Sem dúvida o mais popular dos esportes entre os brasileiros. A origem inglesa não nos ajuda em nada. Nos estádios a comida tipo snack food também não é o caminho, aliás, a cerveja seria a preferência do torcedor.

Precisamos de um vinho com muita personalidade e boa relação custo-benefício. Um bom branco madeirado é uma alternativa a ser considerada, principalmente pelo nosso clima tropical.

Mas, pensando bem, por que não um vinho italiano onde o futebol é tão popular quanto aqui e, para melhorar as coisas, não aceitam o anglicismo e o chamam de Calcio? (Aqui seria Ludopédio…)

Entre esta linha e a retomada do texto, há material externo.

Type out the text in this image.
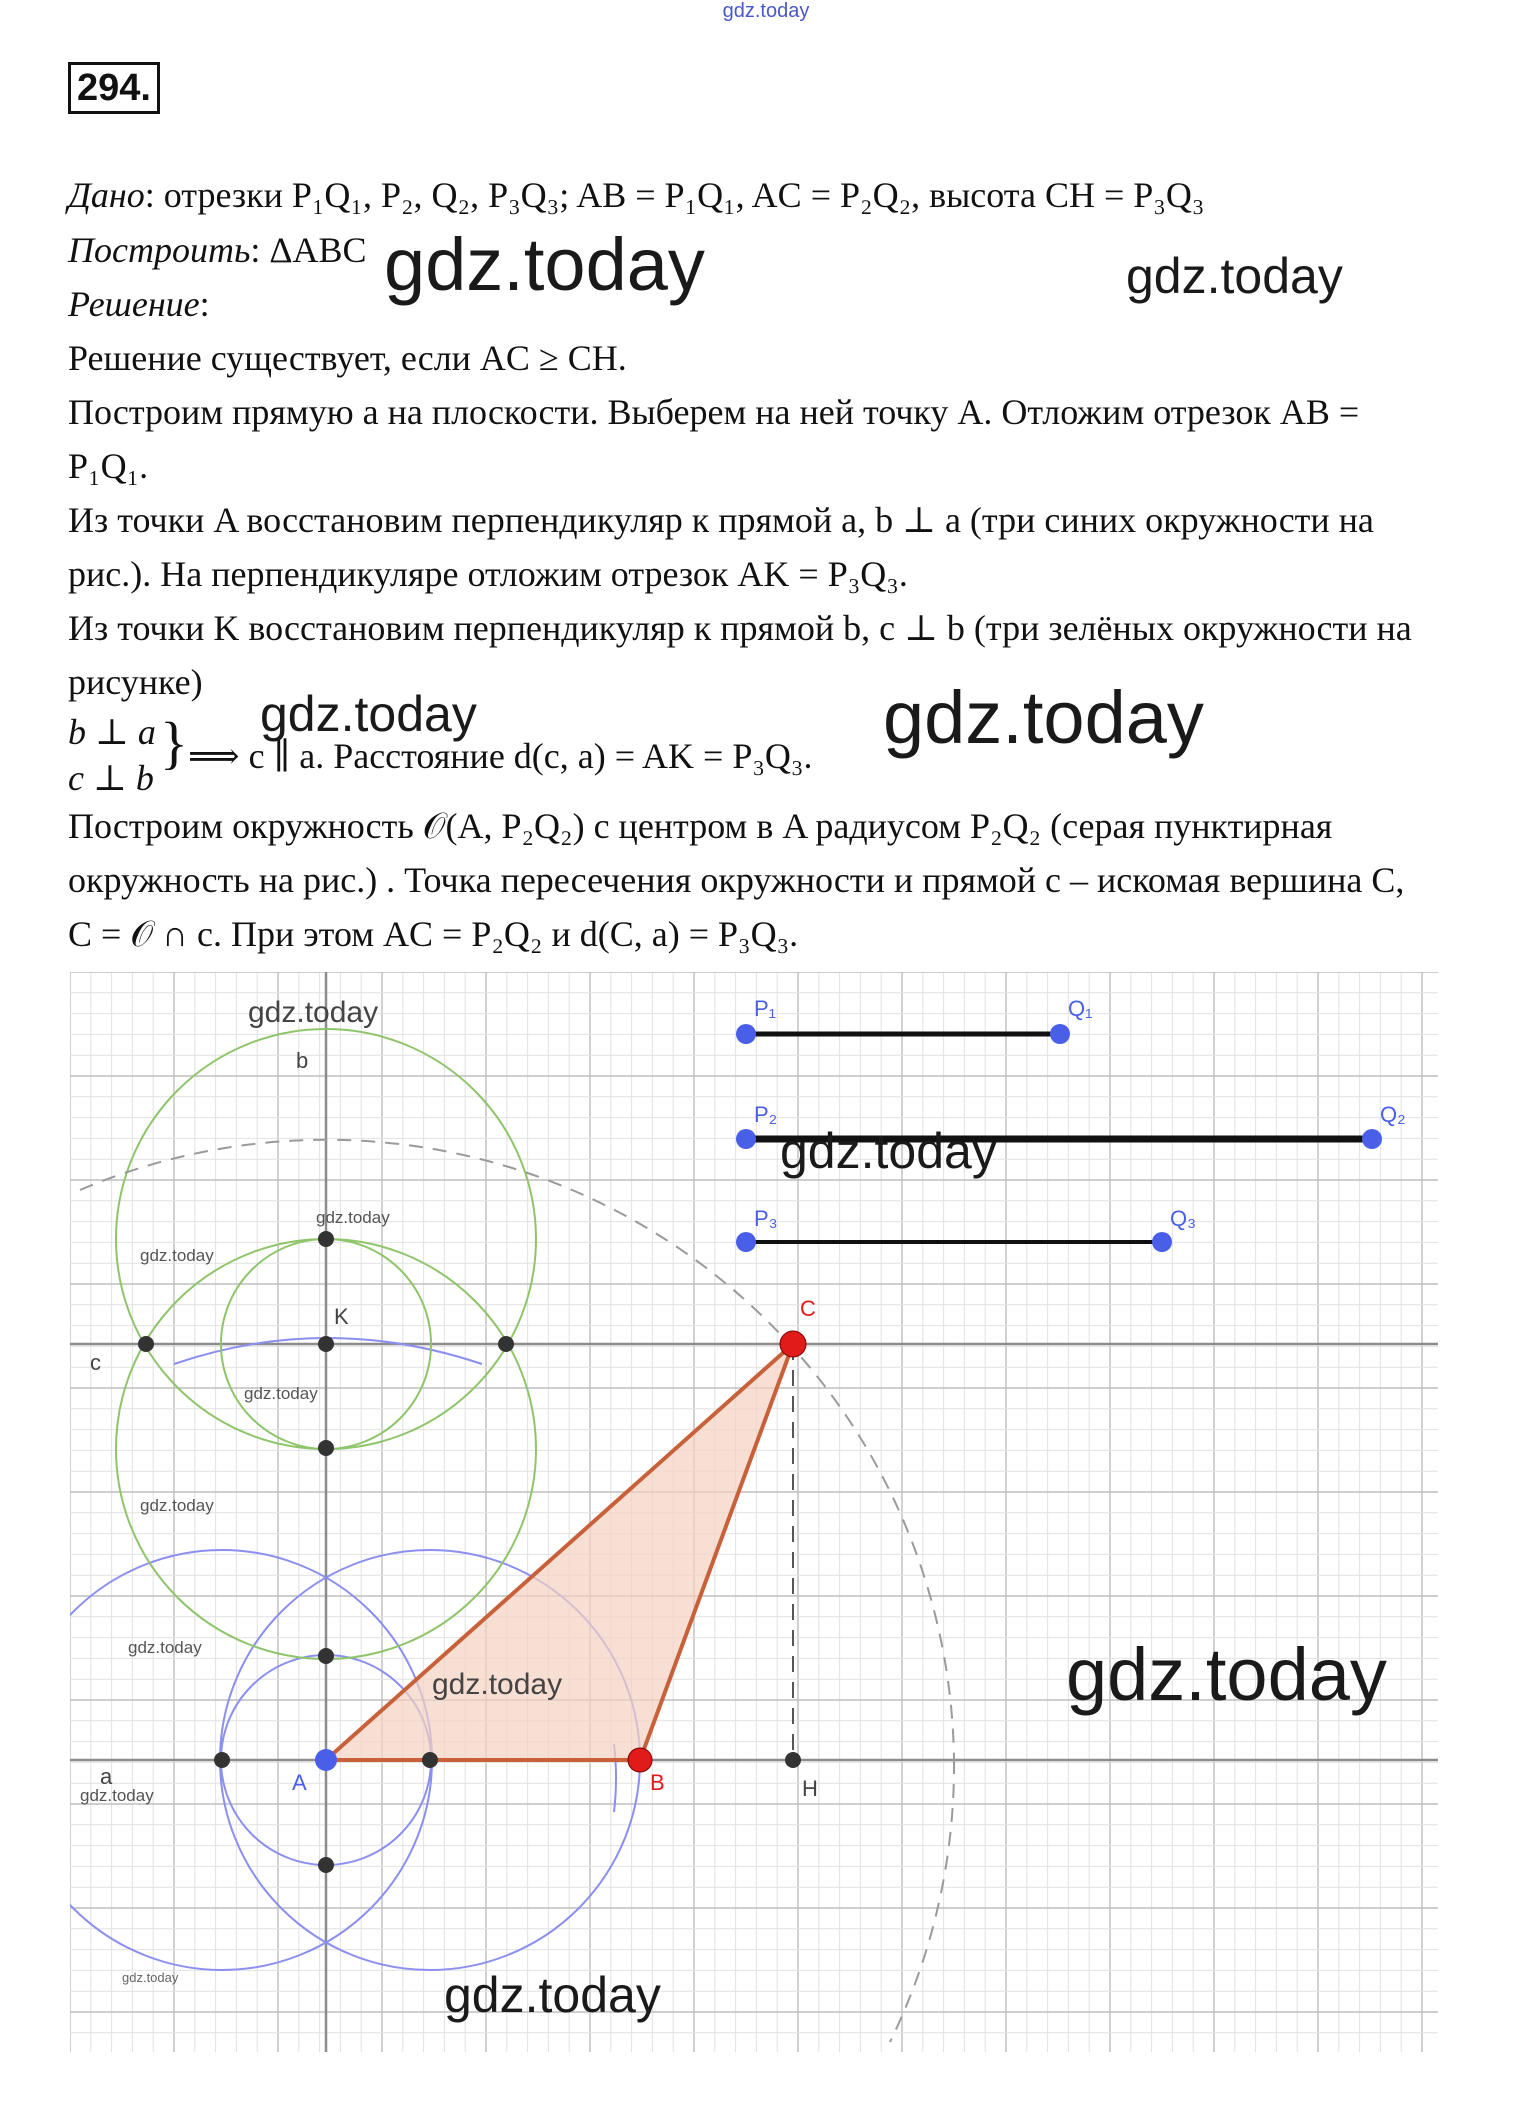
gdz.today
294.
Дано: отрезки P₁Q₁, P₂, Q₂, P₃Q₃; AB = P₁Q₁, AC = P₂Q₂, высота CH = P₃Q₃
Построить: ΔABC
Решение:
Решение существует, если AC ≥ CH.
Построим прямую a на плоскости. Выберем на ней точку A. Отложим отрезок AB =
P₁Q₁.
Из точки A восстановим перпендикуляр к прямой a, b ⊥ a (три синих окружности на
рис.). На перпендикуляре отложим отрезок AK = P₃Q₃.
Из точки K восстановим перпендикуляр к прямой b, c ⊥ b (три зелёных окружности на
рисунке)
b ⊥ a
c ⊥ b
} ⟹ c ∥ a. Расстояние d(c, a) = AK = P₃Q₃.
Построим окружность 𝒪(A, P₂Q₂) с центром в A радиусом P₂Q₂ (серая пунктирная
окружность на рис.) . Точка пересечения окружности и прямой c – искомая вершина C,
C = 𝒪 ∩ c. При этом AC = P₂Q₂ и d(C, a) = P₃Q₃.
gdz.today	gdz.today
gdz.today	gdz.today
b
c
a
K
A	B
C
H
P₁	Q₁
P₂	Q₂
P₃	Q₃
gdz.today
gdz.today
gdz.today
gdz.today
gdz.today
gdz.today
gdz.today
gdz.today	gdz.today
gdz.today
gdz.today	gdz.today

Sugiro um bom Chianti, para bebericar antes, durante e depois de uma partida, mesmo que o nosso time não vença.

Volley

O segundo esporte em popularidade. Nossas seleções, masculina e feminina, mudaram a forma de jogar no mundo inteiro. Nunca vou esquecer um jogo exibição entre Brasil e Rússia, no Maracanã original, debaixo de chuva. Como a quadra estava encharcada, Viacheslaz Platanov, técnico russo, teve a ideia de pegar os tapetes que iam do vestiário até a quadra para forrar a quadra e continuar a partida. Uma fita de esparadrapo larga foi usada para fazer a marcação da linha dos 3 metros e do fundo da quadra. Além disso, sempre que a quadra ficava molhada, os jogadores enxugavam o chão com as próprias toalhas. Entrou para a história não só como um grande jogo, mas por ser, naquela época, o maior público presente: quase 96 mil pagantes. (3 x 1 Brasil)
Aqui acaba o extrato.